The Covid-19 pandemic has compelled businesses to rethink their strategy and consider how their employees continue to work. The world has witnessed a dramatic change as most companies relaxed the flexible schedules for their employees and opted for a remote work system. Employees struggled to maintain their work-life balance, juggling work, home-schooling, looking after ailing relatives, and managing their health issues.
Women hit hardest
Various studies suggest that the pandemic has hit women the hardest. Notwithstanding the remote working system, women not only lost jobs but also faced burnout. Working women who met the added responsibility of caregiving were more vulnerable to job losses. According to a report published by Oxfam International, women lost more than 64 million jobs globally in 2020 alone. The number of job losses is equivalent to 5% of the total jobs held by women. Compared to these women, 3.9% of men lost their jobs during the period. According to the report, this loss of employment due to the Covid-19 crisis cost women around the world at least $800 billion in earnings, a figure that is more than the combined GDP of 98 countries.
“The economic fallout from the Covid-19 pandemic is having a harsher impact on women, disproportionately represented in sectors offering low wages, few benefits, and the least secure jobs. Instead of correcting that wrong, governments treated women’s jobs as dispensable –and that has come at the cost of at least $800 billion in lost wages for those in formal employment”, said Gabriela Bucher, Executive Director of Oxfam International.
Hidden labor for working women
A report published by McKinsey & Company found that the pandemic had a near-immediate effect on women’s employment. One in four women is considering leaving the workforce or downshifting their careers compared to one in five men. While all women have felt the impact, three major groups have experienced some of the most significant challenges: working mothers, women in senior management positions, and Black women.

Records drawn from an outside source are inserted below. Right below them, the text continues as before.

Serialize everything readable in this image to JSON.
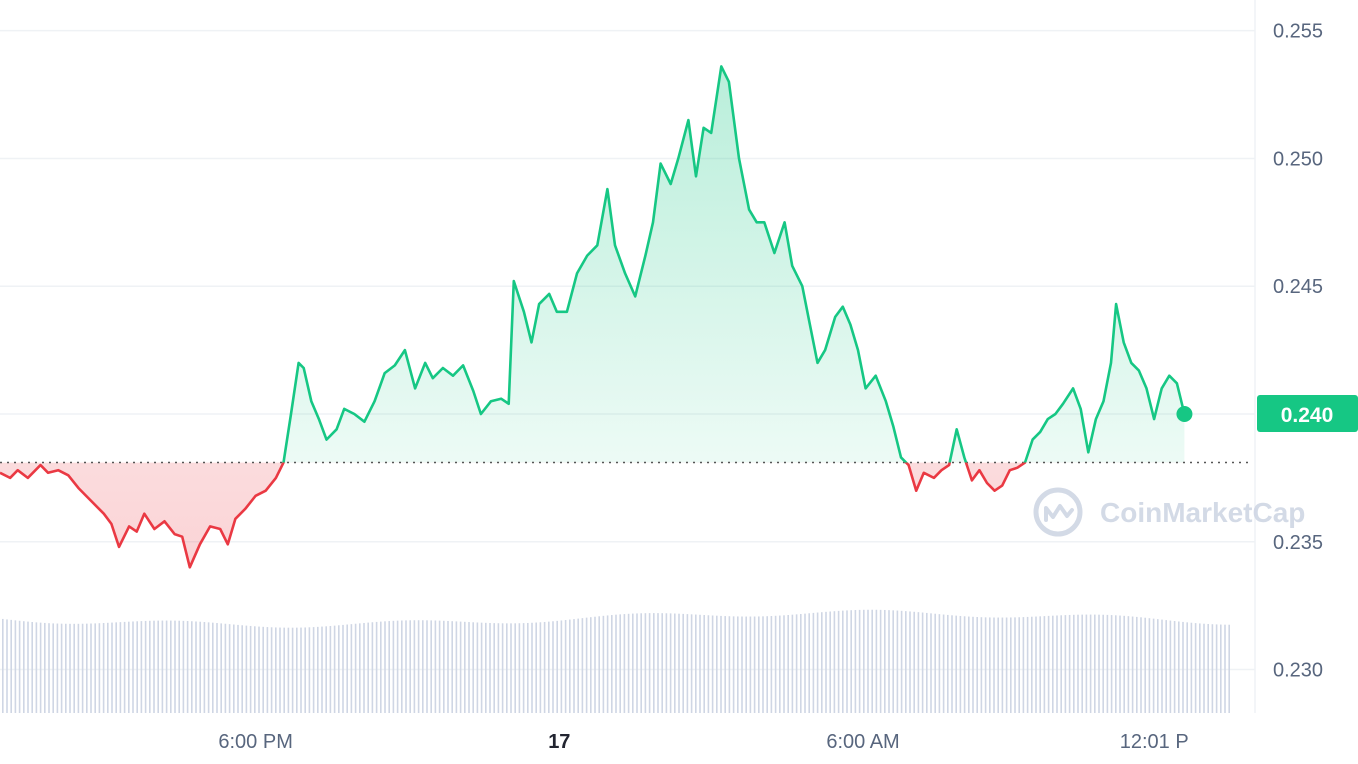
{
  "chart_data": {
    "type": "area",
    "y_ticks": [
      "0.255",
      "0.250",
      "0.245",
      "0.240",
      "0.235",
      "0.230"
    ],
    "x_ticks": [
      {
        "label": "6:00 PM",
        "bold": false,
        "t": 18
      },
      {
        "label": "17",
        "bold": true,
        "t": 24
      },
      {
        "label": "6:00 AM",
        "bold": false,
        "t": 30
      },
      {
        "label": "12:01 P",
        "bold": false,
        "t": 36
      }
    ],
    "ylim": [
      0.2283,
      0.2562
    ],
    "xlim": [
      12.95,
      37.25
    ],
    "baseline": 0.2381,
    "current_price_label": "0.240",
    "current_price": 0.24,
    "watermark": "CoinMarketCap",
    "colors": {
      "up": "#16c784",
      "down": "#ea3943",
      "badge": "#16c784",
      "grid": "#eff2f5",
      "volume": "#cfd6e4"
    },
    "price_series": [
      [
        12.95,
        0.2377
      ],
      [
        13.15,
        0.2375
      ],
      [
        13.3,
        0.2378
      ],
      [
        13.5,
        0.2375
      ],
      [
        13.75,
        0.238
      ],
      [
        13.9,
        0.2377
      ],
      [
        14.1,
        0.2378
      ],
      [
        14.3,
        0.2376
      ],
      [
        14.5,
        0.2371
      ],
      [
        14.75,
        0.2366
      ],
      [
        15.0,
        0.2361
      ],
      [
        15.15,
        0.2357
      ],
      [
        15.3,
        0.2348
      ],
      [
        15.5,
        0.2356
      ],
      [
        15.65,
        0.2354
      ],
      [
        15.8,
        0.2361
      ],
      [
        16.0,
        0.2355
      ],
      [
        16.2,
        0.2358
      ],
      [
        16.4,
        0.2353
      ],
      [
        16.55,
        0.2352
      ],
      [
        16.7,
        0.234
      ],
      [
        16.9,
        0.2349
      ],
      [
        17.1,
        0.2356
      ],
      [
        17.3,
        0.2355
      ],
      [
        17.45,
        0.2349
      ],
      [
        17.6,
        0.2359
      ],
      [
        17.8,
        0.2363
      ],
      [
        18.0,
        0.2368
      ],
      [
        18.2,
        0.237
      ],
      [
        18.4,
        0.2375
      ],
      [
        18.55,
        0.2381
      ],
      [
        18.7,
        0.24
      ],
      [
        18.85,
        0.242
      ],
      [
        18.95,
        0.2418
      ],
      [
        19.1,
        0.2405
      ],
      [
        19.25,
        0.2398
      ],
      [
        19.4,
        0.239
      ],
      [
        19.6,
        0.2394
      ],
      [
        19.75,
        0.2402
      ],
      [
        19.95,
        0.24
      ],
      [
        20.15,
        0.2397
      ],
      [
        20.35,
        0.2405
      ],
      [
        20.55,
        0.2416
      ],
      [
        20.75,
        0.2419
      ],
      [
        20.95,
        0.2425
      ],
      [
        21.15,
        0.241
      ],
      [
        21.35,
        0.242
      ],
      [
        21.5,
        0.2414
      ],
      [
        21.7,
        0.2418
      ],
      [
        21.9,
        0.2415
      ],
      [
        22.1,
        0.2419
      ],
      [
        22.3,
        0.2409
      ],
      [
        22.45,
        0.24
      ],
      [
        22.65,
        0.2405
      ],
      [
        22.85,
        0.2406
      ],
      [
        23.0,
        0.2404
      ],
      [
        23.1,
        0.2452
      ],
      [
        23.3,
        0.244
      ],
      [
        23.45,
        0.2428
      ],
      [
        23.6,
        0.2443
      ],
      [
        23.8,
        0.2447
      ],
      [
        23.95,
        0.244
      ],
      [
        24.15,
        0.244
      ],
      [
        24.35,
        0.2455
      ],
      [
        24.55,
        0.2462
      ],
      [
        24.75,
        0.2466
      ],
      [
        24.95,
        0.2488
      ],
      [
        25.1,
        0.2466
      ],
      [
        25.3,
        0.2455
      ],
      [
        25.5,
        0.2446
      ],
      [
        25.7,
        0.2462
      ],
      [
        25.85,
        0.2475
      ],
      [
        26.0,
        0.2498
      ],
      [
        26.2,
        0.249
      ],
      [
        26.35,
        0.25
      ],
      [
        26.55,
        0.2515
      ],
      [
        26.7,
        0.2493
      ],
      [
        26.85,
        0.2512
      ],
      [
        27.0,
        0.251
      ],
      [
        27.2,
        0.2536
      ],
      [
        27.35,
        0.253
      ],
      [
        27.55,
        0.25
      ],
      [
        27.75,
        0.248
      ],
      [
        27.9,
        0.2475
      ],
      [
        28.05,
        0.2475
      ],
      [
        28.25,
        0.2463
      ],
      [
        28.45,
        0.2475
      ],
      [
        28.6,
        0.2458
      ],
      [
        28.8,
        0.245
      ],
      [
        28.95,
        0.2435
      ],
      [
        29.1,
        0.242
      ],
      [
        29.25,
        0.2425
      ],
      [
        29.45,
        0.2438
      ],
      [
        29.6,
        0.2442
      ],
      [
        29.75,
        0.2435
      ],
      [
        29.9,
        0.2425
      ],
      [
        30.05,
        0.241
      ],
      [
        30.25,
        0.2415
      ],
      [
        30.45,
        0.2405
      ],
      [
        30.6,
        0.2395
      ],
      [
        30.75,
        0.2383
      ],
      [
        30.9,
        0.238
      ],
      [
        31.05,
        0.237
      ],
      [
        31.2,
        0.2377
      ],
      [
        31.4,
        0.2375
      ],
      [
        31.55,
        0.2378
      ],
      [
        31.7,
        0.238
      ],
      [
        31.85,
        0.2394
      ],
      [
        32.0,
        0.2383
      ],
      [
        32.15,
        0.2374
      ],
      [
        32.3,
        0.2378
      ],
      [
        32.45,
        0.2373
      ],
      [
        32.6,
        0.237
      ],
      [
        32.75,
        0.2372
      ],
      [
        32.9,
        0.2378
      ],
      [
        33.05,
        0.2379
      ],
      [
        33.2,
        0.2381
      ],
      [
        33.35,
        0.239
      ],
      [
        33.5,
        0.2393
      ],
      [
        33.65,
        0.2398
      ],
      [
        33.8,
        0.24
      ],
      [
        33.95,
        0.2404
      ],
      [
        34.15,
        0.241
      ],
      [
        34.3,
        0.2402
      ],
      [
        34.45,
        0.2385
      ],
      [
        34.6,
        0.2398
      ],
      [
        34.75,
        0.2405
      ],
      [
        34.9,
        0.242
      ],
      [
        35.0,
        0.2443
      ],
      [
        35.15,
        0.2428
      ],
      [
        35.3,
        0.242
      ],
      [
        35.45,
        0.2417
      ],
      [
        35.6,
        0.241
      ],
      [
        35.75,
        0.2398
      ],
      [
        35.9,
        0.241
      ],
      [
        36.05,
        0.2415
      ],
      [
        36.2,
        0.2412
      ],
      [
        36.35,
        0.24
      ]
    ],
    "volume_level": 0.93
  }
}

Many women complained of their struggles with the “hidden labor” involved in home working during the pandemic. Cooking, cleaning, and emergency childcare have been falling to them instead of their partners, which significantly impacts their ability to do their jobs properly and progress in their careers.
According to Gemma Dale, a human resource consultant and the author of Flexible Working, such strains should be factored into performance reviews and job moves. She said there is “an uneven playing field” now. Women may not be able to perform as they would wish. However, hardly any organization is thinking about what it will mean for women’s careers in the longer term.
A study undertaken by Boston Consulting Group on 14,100 caregivers and parents across six countries — the US, the UK, Italy, Germany, France, and Spain — found that more than half of parents said their home responsibilities had increased during the pandemic. On the other hand, their work performance has decreased. About 43 percent of mothers of children under 12 (compared with 36 percent of fathers) believed they were at a disadvantage over colleagues who did not have children. Meanwhile, 36 percent of European mothers and 48 percent of those in the US felt their employers had supported them during the pandemic.
Interestingly, not everyone is open about their situation. A survey undertaken by a non-profit advocacy group, Catalyst, on 1,000 working parents in the United States on the impact of the pandemic found that 41 percent of mothers and 36 percent of fathers concealed their caregiving struggles. On the other hand, a report published by Birmingham University revealed that the pandemic had prompted men to lean into the domestic sphere. The report found an increase in the “number of couples who indicate that they have shared housework and care activities during the lockdown.” Further information suggests that policies supporting extended paternity leave and flexible working for men may encourage sharing home responsibilities.
Dangers of hybrid arrangement
Most of the surveys conducted to ascertain the impact of the Covid-19 pandemic on working women found that both men and women want homeworking to continue alongside working in the office. Many feel that workers who are not visible are often forgotten. Women’s careers usually slow down when they work part-time, especially after having a child. A study undertaken by Catalyst on workplace gender equity in the United States during the pandemic revealed that 45 percent of female business leaders said it “is difficult for women to speak up in virtual meetings.” Similarly, 20 percent of women said colleagues in video calls had overlooked them. The same percentage believes that they have witnessed more workplace discrimination since the pandemic started.
The problem with hybrid arrangements is that there is no best practice yet or even many ideas about how this will work in practice. Mixed working is much, much messier than all-remote. It requires significant effort and a whole new range of management skills. Therefore, the employees and the managers should sit down together and devise what would suit them best, especially women.